Georgia Sheriff, director of Head Start at Drake University, recently received continuation funding for the program’s work.
Head Start is a comprehensive child development program, which serves children from birth to age five and their families. The program is child-centered and focuses on increasing school readiness of young children in low-income families.
To receive federal funding for the program, Head Start must write a continuation grant each year showing the government that the program has fulfilled the goals they set and that they have completed the requirements. They must also create a budget and submit it for approval.
According to Sheriff, Drake’s Head Start has a few foci for the upcoming year.
“There are new national requirements so we’re working very hard to make sure we achieve them,” she says. “One of our goals is to develop our cultural competence. We are making sure our staff is confident and comfortable working with a diverse group of children and their families.”

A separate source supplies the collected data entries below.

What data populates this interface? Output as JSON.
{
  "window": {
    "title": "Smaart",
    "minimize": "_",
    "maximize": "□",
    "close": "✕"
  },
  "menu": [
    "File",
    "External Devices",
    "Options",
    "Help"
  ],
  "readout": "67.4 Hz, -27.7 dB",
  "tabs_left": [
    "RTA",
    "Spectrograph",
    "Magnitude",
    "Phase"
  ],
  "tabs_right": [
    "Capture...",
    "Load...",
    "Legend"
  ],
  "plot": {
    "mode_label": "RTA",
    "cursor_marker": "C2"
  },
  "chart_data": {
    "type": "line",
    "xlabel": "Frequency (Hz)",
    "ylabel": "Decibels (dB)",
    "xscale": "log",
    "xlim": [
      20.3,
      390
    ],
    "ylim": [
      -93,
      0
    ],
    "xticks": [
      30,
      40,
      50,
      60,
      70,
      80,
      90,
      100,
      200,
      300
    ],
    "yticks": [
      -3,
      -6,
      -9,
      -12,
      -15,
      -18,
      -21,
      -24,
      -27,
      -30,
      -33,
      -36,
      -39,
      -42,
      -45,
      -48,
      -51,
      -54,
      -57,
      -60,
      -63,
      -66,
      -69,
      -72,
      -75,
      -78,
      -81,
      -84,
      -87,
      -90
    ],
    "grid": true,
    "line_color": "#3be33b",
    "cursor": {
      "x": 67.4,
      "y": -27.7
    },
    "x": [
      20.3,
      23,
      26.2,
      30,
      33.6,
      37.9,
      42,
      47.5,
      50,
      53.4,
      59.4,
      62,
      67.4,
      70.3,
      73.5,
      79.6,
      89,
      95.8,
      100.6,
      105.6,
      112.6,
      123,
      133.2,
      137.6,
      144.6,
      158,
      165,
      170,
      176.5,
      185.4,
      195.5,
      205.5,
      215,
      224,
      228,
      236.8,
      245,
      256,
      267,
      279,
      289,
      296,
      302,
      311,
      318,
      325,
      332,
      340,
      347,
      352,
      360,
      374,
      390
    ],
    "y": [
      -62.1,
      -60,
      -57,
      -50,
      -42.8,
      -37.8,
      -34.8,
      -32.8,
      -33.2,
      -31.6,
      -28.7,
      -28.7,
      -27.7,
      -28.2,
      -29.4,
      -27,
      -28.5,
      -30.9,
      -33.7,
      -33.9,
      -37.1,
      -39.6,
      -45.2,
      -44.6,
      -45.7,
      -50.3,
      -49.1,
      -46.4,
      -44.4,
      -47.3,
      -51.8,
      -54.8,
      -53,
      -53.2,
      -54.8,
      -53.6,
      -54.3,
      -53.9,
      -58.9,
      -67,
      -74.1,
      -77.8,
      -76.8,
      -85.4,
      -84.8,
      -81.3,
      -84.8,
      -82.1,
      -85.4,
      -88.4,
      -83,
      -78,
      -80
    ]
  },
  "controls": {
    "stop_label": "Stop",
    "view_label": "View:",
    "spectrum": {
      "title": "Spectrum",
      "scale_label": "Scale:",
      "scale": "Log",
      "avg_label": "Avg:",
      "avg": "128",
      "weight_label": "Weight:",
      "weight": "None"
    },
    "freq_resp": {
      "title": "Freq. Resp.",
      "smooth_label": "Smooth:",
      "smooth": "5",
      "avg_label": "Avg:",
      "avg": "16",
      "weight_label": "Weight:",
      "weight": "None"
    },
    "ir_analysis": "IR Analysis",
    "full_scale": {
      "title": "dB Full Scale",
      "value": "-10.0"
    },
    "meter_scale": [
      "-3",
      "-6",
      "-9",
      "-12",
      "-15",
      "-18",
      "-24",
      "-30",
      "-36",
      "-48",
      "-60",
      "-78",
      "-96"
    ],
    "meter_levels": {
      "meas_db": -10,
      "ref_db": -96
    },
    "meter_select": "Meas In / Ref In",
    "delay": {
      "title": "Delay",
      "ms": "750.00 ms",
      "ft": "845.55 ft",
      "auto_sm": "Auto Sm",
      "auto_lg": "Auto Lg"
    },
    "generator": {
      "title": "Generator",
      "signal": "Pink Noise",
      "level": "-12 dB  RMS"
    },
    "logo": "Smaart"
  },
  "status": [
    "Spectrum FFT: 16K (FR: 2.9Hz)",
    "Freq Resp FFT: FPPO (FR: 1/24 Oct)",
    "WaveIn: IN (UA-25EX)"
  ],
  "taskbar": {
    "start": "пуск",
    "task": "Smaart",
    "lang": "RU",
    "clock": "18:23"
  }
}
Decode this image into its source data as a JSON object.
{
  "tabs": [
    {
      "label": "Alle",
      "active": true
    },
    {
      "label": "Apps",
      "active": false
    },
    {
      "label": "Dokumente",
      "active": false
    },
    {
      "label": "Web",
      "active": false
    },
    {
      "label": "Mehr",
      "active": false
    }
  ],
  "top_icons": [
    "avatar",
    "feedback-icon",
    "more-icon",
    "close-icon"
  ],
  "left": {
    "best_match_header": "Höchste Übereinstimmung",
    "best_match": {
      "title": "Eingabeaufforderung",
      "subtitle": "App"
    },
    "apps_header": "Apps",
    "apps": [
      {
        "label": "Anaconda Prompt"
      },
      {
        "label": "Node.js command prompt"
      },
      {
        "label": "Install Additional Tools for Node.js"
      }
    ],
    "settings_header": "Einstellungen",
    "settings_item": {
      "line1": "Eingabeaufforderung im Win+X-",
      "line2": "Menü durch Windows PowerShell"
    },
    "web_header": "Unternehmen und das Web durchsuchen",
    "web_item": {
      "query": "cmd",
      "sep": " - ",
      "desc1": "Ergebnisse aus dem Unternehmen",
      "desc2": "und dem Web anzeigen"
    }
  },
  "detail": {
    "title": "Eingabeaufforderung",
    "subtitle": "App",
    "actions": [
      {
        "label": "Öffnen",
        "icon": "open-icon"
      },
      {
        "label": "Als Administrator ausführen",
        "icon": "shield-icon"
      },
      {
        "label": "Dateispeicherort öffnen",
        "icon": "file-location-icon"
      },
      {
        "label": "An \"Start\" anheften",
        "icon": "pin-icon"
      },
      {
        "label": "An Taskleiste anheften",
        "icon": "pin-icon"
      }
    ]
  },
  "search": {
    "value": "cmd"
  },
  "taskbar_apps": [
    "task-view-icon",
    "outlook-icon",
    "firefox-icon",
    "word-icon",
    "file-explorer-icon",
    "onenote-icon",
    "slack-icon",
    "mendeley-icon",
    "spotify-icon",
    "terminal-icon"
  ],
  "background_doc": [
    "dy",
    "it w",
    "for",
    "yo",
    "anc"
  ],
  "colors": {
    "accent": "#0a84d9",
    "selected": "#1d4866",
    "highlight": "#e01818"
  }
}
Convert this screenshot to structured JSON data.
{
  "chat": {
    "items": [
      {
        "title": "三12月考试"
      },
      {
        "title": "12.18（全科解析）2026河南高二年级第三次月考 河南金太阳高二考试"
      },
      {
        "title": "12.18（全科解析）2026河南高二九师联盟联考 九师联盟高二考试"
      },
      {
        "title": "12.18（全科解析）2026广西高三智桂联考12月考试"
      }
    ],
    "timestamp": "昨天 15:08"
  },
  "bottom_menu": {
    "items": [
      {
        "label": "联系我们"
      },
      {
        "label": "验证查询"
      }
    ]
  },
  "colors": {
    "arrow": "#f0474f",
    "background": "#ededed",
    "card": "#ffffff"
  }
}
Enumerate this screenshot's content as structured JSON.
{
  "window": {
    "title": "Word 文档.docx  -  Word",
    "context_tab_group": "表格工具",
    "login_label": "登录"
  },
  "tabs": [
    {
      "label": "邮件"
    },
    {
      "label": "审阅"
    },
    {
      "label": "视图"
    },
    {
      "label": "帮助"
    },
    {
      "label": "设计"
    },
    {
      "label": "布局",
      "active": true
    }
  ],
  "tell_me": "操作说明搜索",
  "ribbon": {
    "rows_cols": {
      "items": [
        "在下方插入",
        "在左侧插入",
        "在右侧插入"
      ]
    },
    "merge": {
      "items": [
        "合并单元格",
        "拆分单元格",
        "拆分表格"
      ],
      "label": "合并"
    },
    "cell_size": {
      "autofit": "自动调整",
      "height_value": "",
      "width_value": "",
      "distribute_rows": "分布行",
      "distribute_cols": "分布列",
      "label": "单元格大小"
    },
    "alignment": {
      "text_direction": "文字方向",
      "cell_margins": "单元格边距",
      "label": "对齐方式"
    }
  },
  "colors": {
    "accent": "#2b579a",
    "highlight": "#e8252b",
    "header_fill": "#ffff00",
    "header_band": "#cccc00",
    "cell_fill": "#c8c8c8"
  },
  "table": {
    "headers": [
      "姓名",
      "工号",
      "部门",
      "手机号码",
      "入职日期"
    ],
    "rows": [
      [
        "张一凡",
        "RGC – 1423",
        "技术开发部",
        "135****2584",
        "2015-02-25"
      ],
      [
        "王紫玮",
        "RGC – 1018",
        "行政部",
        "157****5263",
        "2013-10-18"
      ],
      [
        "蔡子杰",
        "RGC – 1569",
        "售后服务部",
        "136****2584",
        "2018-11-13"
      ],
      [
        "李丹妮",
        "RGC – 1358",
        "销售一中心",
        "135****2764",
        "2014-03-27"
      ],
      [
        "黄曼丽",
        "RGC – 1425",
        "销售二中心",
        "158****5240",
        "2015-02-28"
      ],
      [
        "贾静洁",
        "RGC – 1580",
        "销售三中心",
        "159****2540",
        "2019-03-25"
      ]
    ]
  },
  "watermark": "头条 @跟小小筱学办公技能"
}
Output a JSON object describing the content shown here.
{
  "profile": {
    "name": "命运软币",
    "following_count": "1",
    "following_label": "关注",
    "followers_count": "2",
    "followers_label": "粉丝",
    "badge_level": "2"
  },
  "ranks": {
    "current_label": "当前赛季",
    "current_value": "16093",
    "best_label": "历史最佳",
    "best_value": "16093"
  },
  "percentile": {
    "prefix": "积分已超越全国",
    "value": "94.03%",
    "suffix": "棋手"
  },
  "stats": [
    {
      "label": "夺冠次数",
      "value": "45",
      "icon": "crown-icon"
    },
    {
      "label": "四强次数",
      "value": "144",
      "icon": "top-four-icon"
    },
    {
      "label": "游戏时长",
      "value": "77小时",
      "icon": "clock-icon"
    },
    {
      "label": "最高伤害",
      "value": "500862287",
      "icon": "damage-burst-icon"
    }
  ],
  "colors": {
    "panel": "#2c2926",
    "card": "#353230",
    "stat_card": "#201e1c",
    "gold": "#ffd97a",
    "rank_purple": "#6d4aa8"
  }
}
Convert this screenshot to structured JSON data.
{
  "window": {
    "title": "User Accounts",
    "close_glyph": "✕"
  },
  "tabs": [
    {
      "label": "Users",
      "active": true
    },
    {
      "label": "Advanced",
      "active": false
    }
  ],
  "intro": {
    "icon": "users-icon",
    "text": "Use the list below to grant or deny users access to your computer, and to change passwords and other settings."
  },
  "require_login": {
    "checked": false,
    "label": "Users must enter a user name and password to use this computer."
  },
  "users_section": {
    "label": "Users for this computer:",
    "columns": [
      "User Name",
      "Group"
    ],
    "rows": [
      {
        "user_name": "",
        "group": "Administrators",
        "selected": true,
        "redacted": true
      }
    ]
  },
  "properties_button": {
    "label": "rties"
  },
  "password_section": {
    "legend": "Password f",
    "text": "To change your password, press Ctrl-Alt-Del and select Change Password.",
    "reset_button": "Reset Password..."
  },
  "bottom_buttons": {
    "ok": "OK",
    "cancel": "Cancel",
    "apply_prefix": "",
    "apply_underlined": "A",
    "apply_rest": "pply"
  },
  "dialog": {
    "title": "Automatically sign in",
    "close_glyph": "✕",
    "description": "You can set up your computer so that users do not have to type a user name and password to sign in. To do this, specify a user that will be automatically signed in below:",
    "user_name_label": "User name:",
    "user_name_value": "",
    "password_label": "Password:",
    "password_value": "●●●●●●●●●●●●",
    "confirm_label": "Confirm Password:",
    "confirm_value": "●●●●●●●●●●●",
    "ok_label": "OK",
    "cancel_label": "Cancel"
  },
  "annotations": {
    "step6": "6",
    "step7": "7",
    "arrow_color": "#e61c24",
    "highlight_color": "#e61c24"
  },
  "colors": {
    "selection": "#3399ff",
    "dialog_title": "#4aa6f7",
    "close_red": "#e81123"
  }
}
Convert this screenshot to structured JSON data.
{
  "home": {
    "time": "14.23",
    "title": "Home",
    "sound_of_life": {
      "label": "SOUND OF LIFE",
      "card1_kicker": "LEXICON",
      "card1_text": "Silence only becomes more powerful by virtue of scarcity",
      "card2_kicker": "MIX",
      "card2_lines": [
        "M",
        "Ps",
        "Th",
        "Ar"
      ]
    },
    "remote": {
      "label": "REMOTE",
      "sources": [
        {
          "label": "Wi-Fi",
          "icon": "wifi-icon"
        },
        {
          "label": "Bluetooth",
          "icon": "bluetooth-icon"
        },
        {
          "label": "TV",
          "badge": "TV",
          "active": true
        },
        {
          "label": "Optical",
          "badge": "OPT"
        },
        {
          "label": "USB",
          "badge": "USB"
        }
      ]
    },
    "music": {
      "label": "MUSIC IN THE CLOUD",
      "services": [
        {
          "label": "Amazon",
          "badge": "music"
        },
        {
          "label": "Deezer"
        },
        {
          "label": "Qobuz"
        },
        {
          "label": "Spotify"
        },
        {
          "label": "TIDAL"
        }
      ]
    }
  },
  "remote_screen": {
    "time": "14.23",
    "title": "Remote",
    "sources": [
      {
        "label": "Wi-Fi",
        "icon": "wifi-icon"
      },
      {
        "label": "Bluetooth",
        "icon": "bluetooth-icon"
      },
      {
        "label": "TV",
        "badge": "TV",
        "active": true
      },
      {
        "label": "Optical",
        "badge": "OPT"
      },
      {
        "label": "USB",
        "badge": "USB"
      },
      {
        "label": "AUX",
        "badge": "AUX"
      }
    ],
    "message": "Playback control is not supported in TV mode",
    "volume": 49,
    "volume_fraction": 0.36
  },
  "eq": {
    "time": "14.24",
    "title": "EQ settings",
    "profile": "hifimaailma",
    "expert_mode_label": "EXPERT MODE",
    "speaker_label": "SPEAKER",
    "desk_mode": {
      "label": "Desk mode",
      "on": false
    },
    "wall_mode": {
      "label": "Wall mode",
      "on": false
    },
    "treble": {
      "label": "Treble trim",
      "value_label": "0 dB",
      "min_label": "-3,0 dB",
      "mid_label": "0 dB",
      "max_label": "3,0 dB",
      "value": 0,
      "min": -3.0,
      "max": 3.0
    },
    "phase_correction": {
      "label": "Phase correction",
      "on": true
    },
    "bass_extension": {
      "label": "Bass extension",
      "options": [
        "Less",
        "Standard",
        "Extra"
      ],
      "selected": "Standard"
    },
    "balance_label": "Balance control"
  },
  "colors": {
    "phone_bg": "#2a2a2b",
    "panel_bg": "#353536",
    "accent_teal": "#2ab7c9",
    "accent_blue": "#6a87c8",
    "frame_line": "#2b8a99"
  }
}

Drake University Head Start is federally funded to support 926 children and their families in Head Start and Early Head Start programs. In Polk County, Early Head Start programs serve 88 children up to three years old and their families. The Head Start programs are offered in a six-county area including Polk, Boone, Story (Ames only), Jasper, Marion, and Warren counties and serve 838 children and families.
“My favorite part of the Head Start program is seeing the children develop,” Sheriff says. “We have an incredible program thanks to our staff. We’re one of fewer than 50 universities in the country who have a Head Start program, so that brings a dimension to us that others do not have. We have the opportunity to work side-by-side with people who are top in their field and can give us so much information on what’s current [in education].”